Schleie (Tinca Tinca) Rekord 8lb 15oz aufgenommen am 20.06.1995 von Nick Parry am Ballyeighter See. Exemplar 6 lb oder 2,722 kilo oder 52 cm Gabellänge
Identifizierung
Schleien haben eine rundliche Körperform mit großen Bauchflossen, einer kleinen Rückenflosse und einem dicken, muskulösen Schwanz. Der Unterbauch ist hell und kann eine Vielzahl von Farben annehmen, von tiefem Gelb und Orange bis hin zu blassem Creme. Die Flanken sind tiefes Olivgrün, manchmal auch Grün-Bronze. Die Augen sind klein und leuchtend orange-rot gefärbt. Die Schuppen sind extrem klein und die Haut fühlt sich glatt an. Die Bauchflossen bei erwachsenen Männchen sind dick und löffelförmig. Es gibt zwei kleine Widerhaken auf beiden Seiten des Mauls. Die Schleie ist in weiten Teilen Europas und Nordasiens heimisch, aber nicht in Irland. Obwohl es sich um eine eingeschleppte Art handelt, gelten Schleien als gutartig, da sie keine signifikanten Auswirkungen auf einheimische Arten oder Ökosysteme haben. Es wird angenommen, dass sie im Mittelalter nach Irland eingeführt wurden, um als Nahrung in Fischteichen von Klostersiedlungen gezüchtet zu werden, aber sie wurden häufig in Angelgewässer umverteilt, was zu einer lückenhaften Verteilung im ganzen Land führte. Sie sind ein recht robuster Fisch und können sowohl kurze Zeiträume außerhalb des Wassers vertragen, wenn sie nass gehalten werden, als auch sauerstoffarme Bedingungen.

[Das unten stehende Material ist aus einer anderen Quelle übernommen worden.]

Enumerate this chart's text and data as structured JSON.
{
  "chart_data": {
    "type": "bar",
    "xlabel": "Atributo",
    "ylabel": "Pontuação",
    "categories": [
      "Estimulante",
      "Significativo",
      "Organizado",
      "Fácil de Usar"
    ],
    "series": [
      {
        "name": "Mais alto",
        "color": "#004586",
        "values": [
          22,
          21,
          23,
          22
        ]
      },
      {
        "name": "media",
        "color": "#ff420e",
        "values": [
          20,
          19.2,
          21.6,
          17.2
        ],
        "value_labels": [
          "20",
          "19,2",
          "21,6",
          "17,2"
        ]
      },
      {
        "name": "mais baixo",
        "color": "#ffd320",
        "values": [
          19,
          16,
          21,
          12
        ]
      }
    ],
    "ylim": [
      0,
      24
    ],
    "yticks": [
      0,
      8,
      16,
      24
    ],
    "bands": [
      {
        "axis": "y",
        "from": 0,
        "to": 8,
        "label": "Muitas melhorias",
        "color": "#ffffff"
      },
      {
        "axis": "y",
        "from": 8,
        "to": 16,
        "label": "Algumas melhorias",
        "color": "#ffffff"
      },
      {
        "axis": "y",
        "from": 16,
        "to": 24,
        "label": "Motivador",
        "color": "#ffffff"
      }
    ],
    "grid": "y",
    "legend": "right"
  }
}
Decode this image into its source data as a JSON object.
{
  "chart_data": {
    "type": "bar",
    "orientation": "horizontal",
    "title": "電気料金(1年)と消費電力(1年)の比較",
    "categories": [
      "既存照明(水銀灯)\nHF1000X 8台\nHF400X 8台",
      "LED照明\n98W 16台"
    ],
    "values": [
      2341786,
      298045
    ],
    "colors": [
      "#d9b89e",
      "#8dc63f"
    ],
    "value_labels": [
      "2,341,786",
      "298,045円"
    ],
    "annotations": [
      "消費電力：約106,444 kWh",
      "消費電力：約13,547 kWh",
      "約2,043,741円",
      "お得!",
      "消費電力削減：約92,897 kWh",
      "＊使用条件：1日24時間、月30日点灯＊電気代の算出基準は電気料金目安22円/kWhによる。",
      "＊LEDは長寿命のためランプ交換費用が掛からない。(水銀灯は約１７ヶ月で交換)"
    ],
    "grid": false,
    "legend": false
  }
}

Schleien haben kleine rote Augen und einen dunkelgrünen, eher gedrungenen Körper, der mit kleinen Schuppen und Schleim bedeckt ist. Die Schleie wird manchmal auch „Doktorfisch“ genannt, ein Name, der von einem alten Glauben herrührt, dass ihr Schleim heilende Eigenschaften für andere Fische hat, die sich an ihnen reiben. Männchen erkennt man an ihren gebogenen, löffelförmigen Bauchflossen, während die der weiblichen Schleie länger und dreieckiger sind. Das Laichen findet im Sommer auf Wasserpflanzen in flachen Bereichen statt, wenn die Wassertemperaturen hoch sind. Schleien sind Schwarmfische und bewohnen Seen, Kanäle und langsam fließende Flüsse, wo sie sich von wirbellosen Tieren, Zooplankton, Algen und Weichtieren am Boden inmitten der Wasservegetation ernähren. Eine Spur von Blasen auf der Oberfläche von stillen Gewässern kann ein Zeichen dafür sein, dass Schleien auf dem Boden fressen. Friedfischangler schätzen die Schleie als starken, kampfharten Fisch, der mit dichten Krautbeeten und Seerosenblättern in Verbindung gebracht wird.